The United Arab Emirates said Wednesday that the “war is over” for its troops in Yemen, though it may continue to keep them there for counterterrorism operations.
Abu Dhabi Crown Prince Sheikh Mohammed bin Zayed Al Nahyan carried the announcement on his official Twitter account late Wednesday. He was quoting the UAE’s Minister of State for Foreign Affairs, Anwar Gargash, who had given a speech saying the “war is over for our troops.”
An Arabic version of his comments was worded slightly differently than the English one, saying the war is “practically” over.
The statement left open the likelihood that Emirati troops would remain in Yemen, where they operate in the southern province of Hadramawt and the port city of Aden. The Saudi coalition’s spokesman did not immediately respond to requests for comment.
Gargash was also quoted as saying the UAE was “monitoring political arrangements” and “empowering Yemenis in liberated areas.”
The UAE has been among the most active members of a Saudi-led coalition that intervened more than a year ago to help forces loyal to Yemen’s internationally recognized government roll back gains by Shiite Houthi rebels, who still control the capital, Sanaa, and much of northern Yemen.
Yemeni security officials told The Associated Press that Emirati troops were still guarding the airport and presidential palace in Aden on Wednesday, where the government of exiled President Abed Rabbo Mansour Hadi has been operating from. Hadi’s government was driven out of Sanaa in late 2014. Emirati troops also have a camp in Aden.
Continued fighting on several fronts killed at least 48 people over the past day, according to Yemeni security officials. Another 65 people were wounded in combat between rebels and government forces around the besieged city of Taiz as well as in Shabwa, Jawf and Marib provinces. All officials spoke on condition of anonymity because they were not authorized to speak to journalists.
In addition to fighting the Houthis and their allies in Yemen, the UAE helped the Saudi-led coalition drive al-Qaida from the southern coastal city of Mukalla in April.
The United States has provided military support, intelligence, ships and special operations forces to help the ongoing operations against al-Qaida’s Yemen affiliate. American special operations forces have also been advising the Yemeni, Emirati and Arab coalition forces in the region.

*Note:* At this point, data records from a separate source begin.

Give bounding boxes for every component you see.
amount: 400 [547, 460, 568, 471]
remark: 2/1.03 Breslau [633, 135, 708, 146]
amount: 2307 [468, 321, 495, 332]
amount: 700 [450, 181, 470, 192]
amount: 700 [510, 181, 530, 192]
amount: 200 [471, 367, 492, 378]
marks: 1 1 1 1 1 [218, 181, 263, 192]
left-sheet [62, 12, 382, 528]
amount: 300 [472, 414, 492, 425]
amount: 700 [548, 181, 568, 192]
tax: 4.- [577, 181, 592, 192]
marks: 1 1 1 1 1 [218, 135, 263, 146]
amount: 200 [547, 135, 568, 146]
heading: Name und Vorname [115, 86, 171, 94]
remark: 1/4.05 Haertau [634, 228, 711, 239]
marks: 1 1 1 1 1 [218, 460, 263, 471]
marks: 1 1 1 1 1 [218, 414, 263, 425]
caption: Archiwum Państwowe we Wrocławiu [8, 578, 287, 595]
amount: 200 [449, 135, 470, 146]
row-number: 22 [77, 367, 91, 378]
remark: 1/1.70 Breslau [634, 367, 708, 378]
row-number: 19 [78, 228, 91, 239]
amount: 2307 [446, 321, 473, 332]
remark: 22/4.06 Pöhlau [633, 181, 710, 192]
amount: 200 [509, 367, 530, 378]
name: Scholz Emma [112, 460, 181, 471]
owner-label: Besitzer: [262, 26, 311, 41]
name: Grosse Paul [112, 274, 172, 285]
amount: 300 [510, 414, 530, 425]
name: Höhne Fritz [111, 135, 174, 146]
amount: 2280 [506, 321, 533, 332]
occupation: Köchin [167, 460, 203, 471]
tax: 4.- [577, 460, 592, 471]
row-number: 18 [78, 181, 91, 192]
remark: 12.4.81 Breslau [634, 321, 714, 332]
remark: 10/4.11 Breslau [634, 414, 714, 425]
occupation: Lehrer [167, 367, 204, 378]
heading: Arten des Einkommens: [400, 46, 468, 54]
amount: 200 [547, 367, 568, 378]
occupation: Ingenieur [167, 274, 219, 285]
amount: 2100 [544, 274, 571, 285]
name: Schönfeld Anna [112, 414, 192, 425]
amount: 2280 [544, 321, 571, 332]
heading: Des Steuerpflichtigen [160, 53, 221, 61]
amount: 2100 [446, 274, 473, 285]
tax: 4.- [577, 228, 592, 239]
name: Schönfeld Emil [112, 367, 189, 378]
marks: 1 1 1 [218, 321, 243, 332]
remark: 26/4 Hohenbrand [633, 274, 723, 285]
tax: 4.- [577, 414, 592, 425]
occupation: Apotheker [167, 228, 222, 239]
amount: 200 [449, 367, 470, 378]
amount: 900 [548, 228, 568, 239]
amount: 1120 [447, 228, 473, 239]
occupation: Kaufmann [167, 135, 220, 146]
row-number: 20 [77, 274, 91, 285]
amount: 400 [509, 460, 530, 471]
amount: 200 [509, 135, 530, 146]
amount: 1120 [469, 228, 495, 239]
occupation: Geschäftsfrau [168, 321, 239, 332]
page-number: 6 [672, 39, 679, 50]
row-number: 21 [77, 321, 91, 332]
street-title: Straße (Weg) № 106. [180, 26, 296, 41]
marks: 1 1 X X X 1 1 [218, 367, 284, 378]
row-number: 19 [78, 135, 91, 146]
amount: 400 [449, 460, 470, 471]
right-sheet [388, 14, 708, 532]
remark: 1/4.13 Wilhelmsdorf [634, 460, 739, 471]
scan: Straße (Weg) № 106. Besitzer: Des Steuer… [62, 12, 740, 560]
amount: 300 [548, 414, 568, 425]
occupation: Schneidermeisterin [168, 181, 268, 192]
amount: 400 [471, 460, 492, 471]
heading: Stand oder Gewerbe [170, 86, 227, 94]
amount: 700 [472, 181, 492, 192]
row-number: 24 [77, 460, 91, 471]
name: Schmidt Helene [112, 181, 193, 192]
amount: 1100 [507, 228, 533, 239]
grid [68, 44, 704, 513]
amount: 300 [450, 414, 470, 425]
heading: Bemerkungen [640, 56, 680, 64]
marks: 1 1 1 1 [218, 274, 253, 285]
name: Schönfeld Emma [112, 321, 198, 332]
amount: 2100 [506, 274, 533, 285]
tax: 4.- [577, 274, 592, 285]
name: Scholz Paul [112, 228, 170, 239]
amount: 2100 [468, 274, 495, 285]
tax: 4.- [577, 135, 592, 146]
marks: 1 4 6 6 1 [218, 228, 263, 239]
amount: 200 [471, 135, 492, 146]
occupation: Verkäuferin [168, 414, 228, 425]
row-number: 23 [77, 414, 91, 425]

The UAE, which has one of the best-equipped militaries in the region, suffered numerous losses over the past year of fighting in Yemen, including four pilots killed in two separate helicopter crashes this week. Government media reports say more than 80 Emirati soldiers have been killed since operations there began on March 26, 2015.
In September, 45 Emirati troops were killed by a rebel missile attack, marking the deadliest day for its military in its 44-year history. The government has never made clear the numbers of Emirati troops serving in Yemen.

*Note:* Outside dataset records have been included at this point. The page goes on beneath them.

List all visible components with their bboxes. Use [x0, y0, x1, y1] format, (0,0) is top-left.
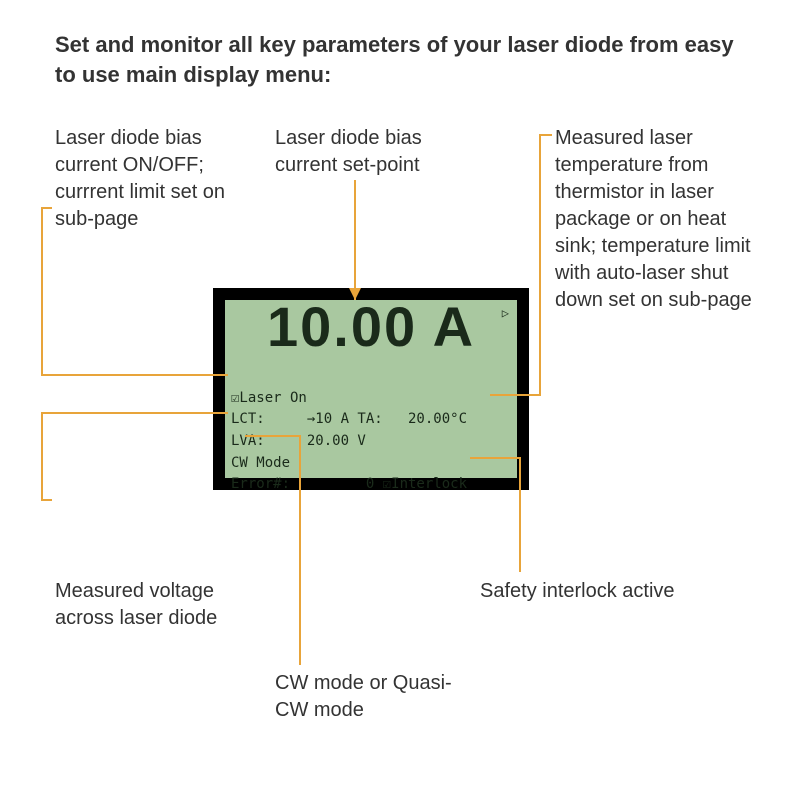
lcd-line-lct-ta: LCT: →10 A TA: 20.00°C — [231, 411, 467, 427]
callout-voltage: Measured voltage across laser diode — [55, 578, 265, 632]
callout-bias-on-off: Laser diode bias current ON/OFF; currren… — [55, 125, 255, 233]
lcd-line-error: Error#: 0 ☑Interlock — [231, 476, 467, 492]
lcd-line-lva: LVA: 20.00 V — [231, 433, 366, 449]
lcd-corner-icon: ▷ — [502, 306, 509, 320]
callout-bias-setpoint: Laser diode bias current set-point — [275, 125, 465, 179]
heading: Set and monitor all key parameters of yo… — [55, 30, 740, 89]
lcd-reading: 10.00 A — [225, 294, 517, 359]
lcd-bezel: 10.00 A ▷ ☑Laser On LCT: →10 A TA: 20.00… — [213, 288, 529, 490]
callout-temperature: Measured laser temperature from thermist… — [555, 125, 765, 314]
lcd-status-lines: ☑Laser On LCT: →10 A TA: 20.00°C LVA: 20… — [231, 366, 511, 518]
callout-interlock: Safety interlock active — [480, 578, 690, 605]
lcd-line-laser-on: ☑Laser On — [231, 390, 307, 406]
lcd-screen: 10.00 A ▷ ☑Laser On LCT: →10 A TA: 20.00… — [225, 300, 517, 478]
lcd-line-cw-mode: CW Mode — [231, 455, 290, 471]
callout-cw-mode: CW mode or Quasi-CW mode — [275, 670, 485, 724]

The United Nations said in January that at least 2,800 civilians have been killed and more than 5,300 have been wounded since the Saudi-led operation began. The coalition has been slammed by rights groups and aid organizations for the deaths of hundreds of Yemeni civilians in airstrikes.
In his remarks, Gargash defended the UAE’s decision to go to war in Yemen, saying that all political means had been exhausted in the crisis and that Iranian “interference” and support for the Houthis required decisive action. The coalition accuses Iran of arming and supporting the Houthis, while Iran says it has only given the group political support.
Gargash was speaking to a private audience of guests invited by the crown prince to his royal gathering space, or “majlis,” as it’s referred to in the Gulf, as part of a nightly series of lectures given during the Islamic holy month of Ramadan.